Transcriptional sequencing methods (see next section) have revealed that OPCs express a diverse complement of ion channels (see Larson et al., 2016 for a detailed review), including a heterogeneous group of Nav channels likely contributing to the unique current-to-voltage relationship exhibited by OPCs, which cannot be explained by any individual Nav channel subtype (Xie et al., 2007). OPCs have relatively low expression of voltage-gated calcium channels, and a complex array of inwardly rectifying potassium channels, with Kir4.1 (KCNJ10) the highest expressed. OPCs are similar to neurons in two additional ways: they have relatively high membrane resistances (100 MΩ–1 GΩ) and, most strikingly, they form synapses with neurons, where they serve as the postsynaptic partner (Bergles et al., 2000).

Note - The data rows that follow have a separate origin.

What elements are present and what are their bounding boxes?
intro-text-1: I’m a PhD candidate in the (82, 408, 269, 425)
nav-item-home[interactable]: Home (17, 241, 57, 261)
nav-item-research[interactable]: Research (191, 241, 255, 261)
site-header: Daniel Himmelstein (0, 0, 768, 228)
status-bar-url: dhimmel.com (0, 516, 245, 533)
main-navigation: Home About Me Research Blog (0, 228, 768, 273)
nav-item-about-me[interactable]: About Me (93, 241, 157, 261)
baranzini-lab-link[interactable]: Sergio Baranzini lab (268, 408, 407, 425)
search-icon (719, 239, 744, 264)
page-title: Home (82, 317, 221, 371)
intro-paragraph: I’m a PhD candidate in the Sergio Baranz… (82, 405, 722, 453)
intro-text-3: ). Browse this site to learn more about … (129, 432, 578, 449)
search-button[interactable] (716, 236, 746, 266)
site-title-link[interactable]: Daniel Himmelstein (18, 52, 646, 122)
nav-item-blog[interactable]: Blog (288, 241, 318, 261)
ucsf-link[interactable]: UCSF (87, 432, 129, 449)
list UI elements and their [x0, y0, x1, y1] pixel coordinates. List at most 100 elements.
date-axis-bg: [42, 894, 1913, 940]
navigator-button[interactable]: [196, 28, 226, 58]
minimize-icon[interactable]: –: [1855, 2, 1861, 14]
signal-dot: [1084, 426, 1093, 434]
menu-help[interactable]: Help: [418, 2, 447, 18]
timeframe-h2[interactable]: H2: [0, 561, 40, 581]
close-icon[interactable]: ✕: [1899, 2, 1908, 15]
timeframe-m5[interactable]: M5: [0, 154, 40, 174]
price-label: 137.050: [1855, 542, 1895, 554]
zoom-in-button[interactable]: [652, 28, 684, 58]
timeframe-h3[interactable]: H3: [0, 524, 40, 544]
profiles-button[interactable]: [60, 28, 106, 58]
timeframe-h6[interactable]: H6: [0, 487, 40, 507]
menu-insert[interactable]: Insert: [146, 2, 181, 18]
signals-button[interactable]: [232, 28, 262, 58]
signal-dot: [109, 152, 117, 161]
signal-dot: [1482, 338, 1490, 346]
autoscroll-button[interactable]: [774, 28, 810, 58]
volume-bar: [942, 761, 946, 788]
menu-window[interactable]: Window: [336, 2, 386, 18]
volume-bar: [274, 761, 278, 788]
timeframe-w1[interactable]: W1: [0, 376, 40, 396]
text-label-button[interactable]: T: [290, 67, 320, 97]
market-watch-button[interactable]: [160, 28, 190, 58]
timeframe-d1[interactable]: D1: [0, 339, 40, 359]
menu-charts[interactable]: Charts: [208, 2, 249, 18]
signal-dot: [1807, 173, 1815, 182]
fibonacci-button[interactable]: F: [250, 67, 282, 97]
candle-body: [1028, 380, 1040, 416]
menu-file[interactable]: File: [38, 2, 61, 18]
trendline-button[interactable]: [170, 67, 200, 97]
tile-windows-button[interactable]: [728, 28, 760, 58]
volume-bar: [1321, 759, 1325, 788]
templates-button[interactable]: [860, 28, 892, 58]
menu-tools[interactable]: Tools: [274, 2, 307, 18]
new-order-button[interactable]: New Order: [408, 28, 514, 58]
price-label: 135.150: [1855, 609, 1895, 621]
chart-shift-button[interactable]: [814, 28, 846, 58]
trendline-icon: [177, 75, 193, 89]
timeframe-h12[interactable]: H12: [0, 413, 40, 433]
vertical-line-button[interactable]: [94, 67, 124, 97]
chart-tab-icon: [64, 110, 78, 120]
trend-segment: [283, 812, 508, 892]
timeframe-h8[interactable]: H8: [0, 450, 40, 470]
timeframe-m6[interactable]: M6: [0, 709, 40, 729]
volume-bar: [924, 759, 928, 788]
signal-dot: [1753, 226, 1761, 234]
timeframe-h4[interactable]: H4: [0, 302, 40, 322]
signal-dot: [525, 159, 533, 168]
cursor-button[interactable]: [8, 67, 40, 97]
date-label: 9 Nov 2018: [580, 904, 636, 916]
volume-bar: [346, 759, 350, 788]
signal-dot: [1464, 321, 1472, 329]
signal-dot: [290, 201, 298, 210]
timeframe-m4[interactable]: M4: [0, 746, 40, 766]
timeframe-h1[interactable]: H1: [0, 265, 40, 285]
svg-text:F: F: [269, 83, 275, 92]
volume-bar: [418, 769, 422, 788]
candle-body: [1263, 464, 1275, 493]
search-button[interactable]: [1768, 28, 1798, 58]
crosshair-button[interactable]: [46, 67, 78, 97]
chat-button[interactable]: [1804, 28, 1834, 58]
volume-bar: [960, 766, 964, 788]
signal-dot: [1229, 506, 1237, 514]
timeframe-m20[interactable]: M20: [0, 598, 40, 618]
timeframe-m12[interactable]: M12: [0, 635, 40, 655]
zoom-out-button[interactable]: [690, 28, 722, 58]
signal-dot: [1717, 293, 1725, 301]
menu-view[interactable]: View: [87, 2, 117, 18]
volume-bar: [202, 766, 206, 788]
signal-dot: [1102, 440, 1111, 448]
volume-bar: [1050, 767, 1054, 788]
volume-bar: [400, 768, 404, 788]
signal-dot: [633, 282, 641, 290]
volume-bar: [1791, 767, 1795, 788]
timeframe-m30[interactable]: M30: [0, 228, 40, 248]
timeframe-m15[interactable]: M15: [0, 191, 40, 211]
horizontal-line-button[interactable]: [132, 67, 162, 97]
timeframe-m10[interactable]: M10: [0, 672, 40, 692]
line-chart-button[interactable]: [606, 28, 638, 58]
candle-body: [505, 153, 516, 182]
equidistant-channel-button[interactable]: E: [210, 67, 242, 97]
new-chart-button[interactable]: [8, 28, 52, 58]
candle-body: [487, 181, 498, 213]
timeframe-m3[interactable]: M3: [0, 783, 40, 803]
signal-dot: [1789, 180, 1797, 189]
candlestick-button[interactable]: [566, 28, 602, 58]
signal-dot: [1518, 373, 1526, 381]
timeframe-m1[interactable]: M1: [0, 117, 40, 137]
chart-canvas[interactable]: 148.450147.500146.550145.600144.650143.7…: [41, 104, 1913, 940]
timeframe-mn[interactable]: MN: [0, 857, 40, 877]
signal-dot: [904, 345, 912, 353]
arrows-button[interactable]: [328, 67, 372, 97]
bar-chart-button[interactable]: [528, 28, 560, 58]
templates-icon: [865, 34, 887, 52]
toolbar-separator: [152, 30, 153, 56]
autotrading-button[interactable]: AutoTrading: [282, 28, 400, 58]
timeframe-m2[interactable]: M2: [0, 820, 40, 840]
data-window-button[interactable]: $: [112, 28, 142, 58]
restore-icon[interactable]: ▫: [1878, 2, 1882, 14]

As OPCs differentiate into premyelinating oligodendrocytes, their signature electrophysiological features are rapidly altered. Membrane capacitance (Cm), which reflects membrane surface area, increases from 15–30 pF to 50–150 pF (Chittajallu et al., 2005; De Biase et al., 2010; Kukley et al., 2010) as the cell acquires the highly branched morphology typical of premyelinating oligodendrocytes. Synaptic communication with neurons ceases, voltage-activated conductances, including Nav channels, are rapidly downregulated (De Biase et al., 2010; Kukley et al., 2010), and the membrane resistance increases transiently. As newly formed oligodendrocytes begin to myelinate surrounding axons, membrane resistance plummets (10–40 MΩ) and the resting potential shifts to more positive values (−60 to −40 mV), reflecting dramatic changes in the expression of surface ion channels (Chittajallu et al., 2005; De Biase et al., 2010; Kukley et al., 2010). In fact, transcriptional expression data show a dramatic reduction in the levels of expressed ion channel and neurotransmitter receptor genes from OPC to mature oligodendrocytes (genes with ≥2 FPKM: 41% in OPCs vs. 14% in mature oligodendrocytes) (Larson et al., 2016). These rapid changes highlight that, although they belong to the same lineage, OPCs, premyelinating oligodendrocytes, and mature oligodendrocytes have distinct physiological properties. However, the timing of these changes in different CNS regions may vary. For example, in the brainstem medial nucleus of the trapezoid body, some premyelinating oligodendrocytes continue to exhibit transient sodium-dependent “spikes,” which have been implicated in controlling their maturation (Berret et al., 2017).